Releases: ksahlin/ultra
v0.1
Major update. Previous versions of uLTRA had several bottlenecks which made is infeasible for mapping larger datasets (number of reads). Most notable updates:
- A faster and more memory-efficient seed finder namfinder. (>10x faster than previously used MEM finders)
- Removed loading reads/SAM files into memory on several places and instead stream over the files (Previously a sam file of alignments was loaded into RAM)
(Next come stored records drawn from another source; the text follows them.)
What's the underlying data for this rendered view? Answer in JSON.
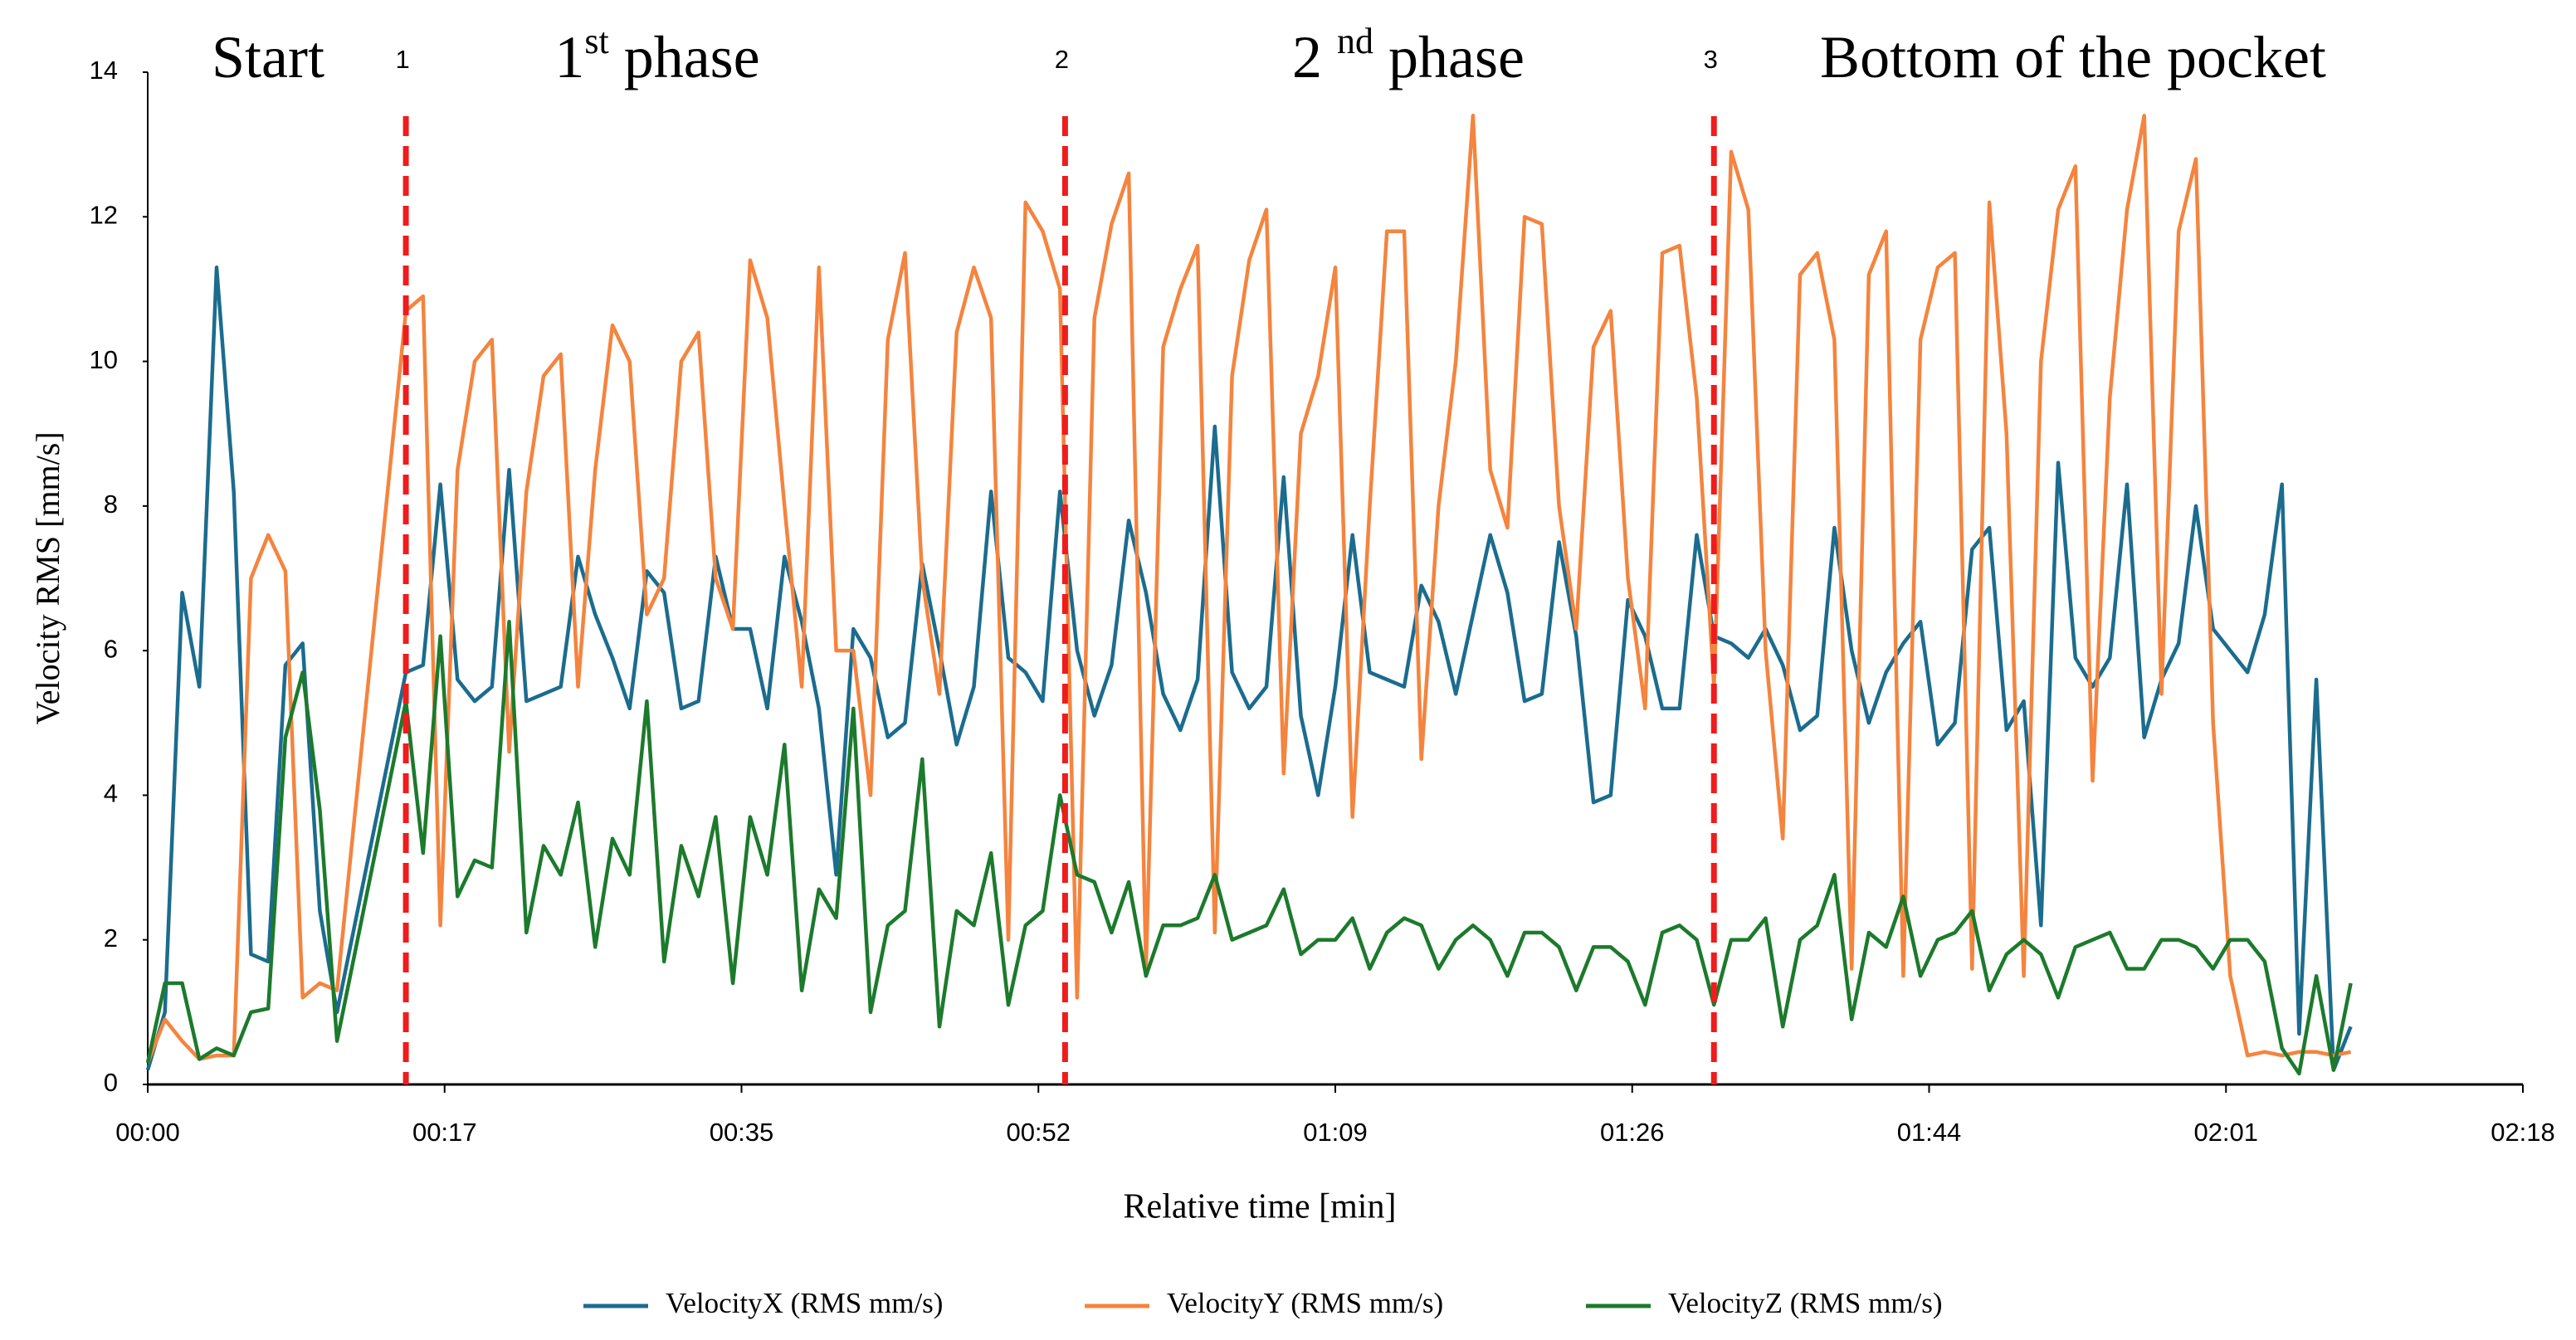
{
  "chart_data": {
    "type": "line",
    "x_label": "Relative time [min]",
    "y_label": "Velocity RMS [mm/s]",
    "xlim": [
      0,
      138
    ],
    "xticks": [
      {
        "value": 0,
        "label": "00:00"
      },
      {
        "value": 17.25,
        "label": "00:17"
      },
      {
        "value": 34.5,
        "label": "00:35"
      },
      {
        "value": 51.75,
        "label": "00:52"
      },
      {
        "value": 69,
        "label": "01:09"
      },
      {
        "value": 86.25,
        "label": "01:26"
      },
      {
        "value": 103.5,
        "label": "01:44"
      },
      {
        "value": 120.75,
        "label": "02:01"
      },
      {
        "value": 138,
        "label": "02:18"
      }
    ],
    "ylim": [
      0,
      14
    ],
    "yticks": [
      0,
      2,
      4,
      6,
      8,
      10,
      12,
      14
    ],
    "legend": "bottom",
    "markers": [
      {
        "label": "1",
        "x": 15,
        "color": "#ee1c1c"
      },
      {
        "label": "2",
        "x": 53.3,
        "color": "#ee1c1c"
      },
      {
        "label": "3",
        "x": 91,
        "color": "#ee1c1c"
      }
    ],
    "phases": [
      {
        "text": "Start"
      },
      {
        "text": "1",
        "sup": "st",
        "after": " phase"
      },
      {
        "text": "2 ",
        "sup": "nd",
        "after": " phase"
      },
      {
        "text": "Bottom of the pocket"
      }
    ],
    "x": [
      0,
      1,
      2,
      3,
      4,
      5,
      6,
      7,
      8,
      9,
      10,
      11,
      15,
      16,
      17,
      18,
      19,
      20,
      21,
      22,
      23,
      24,
      25,
      26,
      27,
      28,
      29,
      30,
      31,
      32,
      33,
      34,
      35,
      36,
      37,
      38,
      39,
      40,
      41,
      42,
      43,
      44,
      45,
      46,
      47,
      48,
      49,
      50,
      51,
      52,
      53,
      54,
      55,
      56,
      57,
      58,
      59,
      60,
      61,
      62,
      63,
      64,
      65,
      66,
      67,
      68,
      69,
      70,
      71,
      72,
      73,
      74,
      75,
      76,
      77,
      78,
      79,
      80,
      81,
      82,
      83,
      84,
      85,
      86,
      87,
      88,
      89,
      90,
      91,
      92,
      93,
      94,
      95,
      96,
      97,
      98,
      99,
      100,
      101,
      102,
      103,
      104,
      105,
      106,
      107,
      108,
      109,
      110,
      111,
      112,
      113,
      114,
      115,
      116,
      117,
      118,
      119,
      120,
      121,
      122,
      123,
      124,
      125,
      126,
      127,
      128
    ],
    "series": [
      {
        "name": "VelocityX (RMS mm/s)",
        "color": "#1b6c8e",
        "values": [
          0.2,
          1,
          6.8,
          5.5,
          11.3,
          8.2,
          1.8,
          1.7,
          5.8,
          6.1,
          2.4,
          1,
          5.7,
          5.8,
          8.3,
          5.6,
          5.3,
          5.5,
          8.5,
          5.3,
          5.4,
          5.5,
          7.3,
          6.5,
          5.9,
          5.2,
          7.1,
          6.8,
          5.2,
          5.3,
          7.3,
          6.3,
          6.3,
          5.2,
          7.3,
          6.4,
          5.2,
          2.9,
          6.3,
          5.9,
          4.8,
          5,
          7.2,
          6,
          4.7,
          5.5,
          8.2,
          5.9,
          5.7,
          5.3,
          8.2,
          6,
          5.1,
          5.8,
          7.8,
          6.8,
          5.4,
          4.9,
          5.6,
          9.1,
          5.7,
          5.2,
          5.5,
          8.4,
          5.1,
          4,
          5.5,
          7.6,
          5.7,
          5.6,
          5.5,
          6.9,
          6.4,
          5.4,
          6.5,
          7.6,
          6.8,
          5.3,
          5.4,
          7.5,
          6.2,
          3.9,
          4,
          6.7,
          6.2,
          5.2,
          5.2,
          7.6,
          6.2,
          6.1,
          5.9,
          6.3,
          5.8,
          4.9,
          5.1,
          7.7,
          6,
          5,
          5.7,
          6.1,
          6.4,
          4.7,
          5,
          7.4,
          7.7,
          4.9,
          5.3,
          2.2,
          8.6,
          5.9,
          5.5,
          5.9,
          8.3,
          4.8,
          5.6,
          6.1,
          8,
          6.3,
          6,
          5.7,
          6.5,
          8.3,
          0.7,
          5.6,
          0.2,
          0.8
        ]
      },
      {
        "name": "VelocityY (RMS mm/s)",
        "color": "#f4843e",
        "values": [
          0.3,
          0.9,
          0.6,
          0.35,
          0.4,
          0.4,
          7,
          7.6,
          7.1,
          1.2,
          1.4,
          1.3,
          10.7,
          10.9,
          2.2,
          8.5,
          10,
          10.3,
          4.6,
          8.2,
          9.8,
          10.1,
          5.5,
          8.5,
          10.5,
          10,
          6.5,
          7,
          10,
          10.4,
          7,
          6.3,
          11.4,
          10.6,
          8,
          5.5,
          11.3,
          6,
          6,
          4,
          10.3,
          11.5,
          7,
          5.4,
          10.4,
          11.3,
          10.6,
          2,
          12.2,
          11.8,
          11,
          1.2,
          10.6,
          11.9,
          12.6,
          1.6,
          10.2,
          11,
          11.6,
          2.1,
          9.8,
          11.4,
          12.1,
          4.3,
          9,
          9.8,
          11.3,
          3.7,
          8,
          11.8,
          11.8,
          4.5,
          8,
          10,
          13.4,
          8.5,
          7.7,
          12,
          11.9,
          8,
          6.3,
          10.2,
          10.7,
          7,
          5.2,
          11.5,
          11.6,
          9.5,
          5.5,
          12.9,
          12.1,
          6,
          3.4,
          11.2,
          11.5,
          10.3,
          1.6,
          11.2,
          11.8,
          1.5,
          10.3,
          11.3,
          11.5,
          1.6,
          12.2,
          9,
          1.5,
          10,
          12.1,
          12.7,
          4.2,
          9.5,
          12.1,
          13.4,
          5.4,
          11.8,
          12.8,
          5,
          1.5,
          0.4,
          0.45,
          0.4,
          0.45,
          0.45,
          0.4,
          0.45
        ]
      },
      {
        "name": "VelocityZ (RMS mm/s)",
        "color": "#1c7a2c",
        "values": [
          0.3,
          1.4,
          1.4,
          0.35,
          0.5,
          0.4,
          1,
          1.05,
          4.8,
          5.7,
          3.8,
          0.6,
          5.3,
          3.2,
          6.2,
          2.6,
          3.1,
          3,
          6.4,
          2.1,
          3.3,
          2.9,
          3.9,
          1.9,
          3.4,
          2.9,
          5.3,
          1.7,
          3.3,
          2.6,
          3.7,
          1.4,
          3.7,
          2.9,
          4.7,
          1.3,
          2.7,
          2.3,
          5.2,
          1,
          2.2,
          2.4,
          4.5,
          0.8,
          2.4,
          2.2,
          3.2,
          1.1,
          2.2,
          2.4,
          4,
          2.9,
          2.8,
          2.1,
          2.8,
          1.5,
          2.2,
          2.2,
          2.3,
          2.9,
          2,
          2.1,
          2.2,
          2.7,
          1.8,
          2,
          2,
          2.3,
          1.6,
          2.1,
          2.3,
          2.2,
          1.6,
          2,
          2.2,
          2,
          1.5,
          2.1,
          2.1,
          1.9,
          1.3,
          1.9,
          1.9,
          1.7,
          1.1,
          2.1,
          2.2,
          2,
          1.1,
          2,
          2,
          2.3,
          0.8,
          2,
          2.2,
          2.9,
          0.9,
          2.1,
          1.9,
          2.6,
          1.5,
          2,
          2.1,
          2.4,
          1.3,
          1.8,
          2,
          1.8,
          1.2,
          1.9,
          2,
          2.1,
          1.6,
          1.6,
          2,
          2,
          1.9,
          1.6,
          2,
          2,
          1.7,
          0.5,
          0.15,
          1.5,
          0.2,
          1.4
        ]
      }
    ]
  }
}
- Compressing intermediate output.
This version has been tested on the datasets I used in the publication of uLTRA from 2021. The largest dataset in the evaluation is the IsoSeq Alzheimer dataset (4.5M reads). On the Alzheimer dataset using 19 cores, peak memory usage is now less than 30Gb (previously ~100Gb), the runtime is 3h 40m (previously 5h 40m), and disk usage has gone down due to compressed files (I have not measured the reductions in size).
The accuracy of v0.1 is only a very small fraction lower than previous version (v0.0.4.2) on the tested simulated datasets. The non-identical output to previous versions is due to the new seed finder. The boost in aligning to, e.g., small exons is still there compared to other aligners.
v0.0.4.2
v0.0.4
- Fixed issue #4
- Added an option
--use_NAM_seeds
which changes the seeding from MEMs to NAMs (with strobemers). NAM seeding makes uLTRA faster and produces smaller intermediate files. The memory usage with--use_NAM_seeds
is "fixed" regardless of the number of cores/threads (about ~80-90Gb for human genome) compared to default option which grows with number of cores. Therefore, using--use_NAM_seeds
results in lower peak memory usage over the default option if using more than 18 cores, and higher memory usage otherwise. The alignment accuracy is largely the same -- NAM seeds decrease the accuracy of about 0.01%-0.05% compared to MEMs (i.e., 1 alignment in every 2,000-10,000). Due to faster runtime and smaller disk usage, at a cost of high memory usage, I recommend--use_NAM_seeds
for large datasets (>5M reads) if running on nodes with >90Gb memory and more than 20 cores.
Version used in published paper.
This is the version that was used in the paper published in Bioinformatics.
First stable working version of uLTRA
- Marks a milestone in the implementation.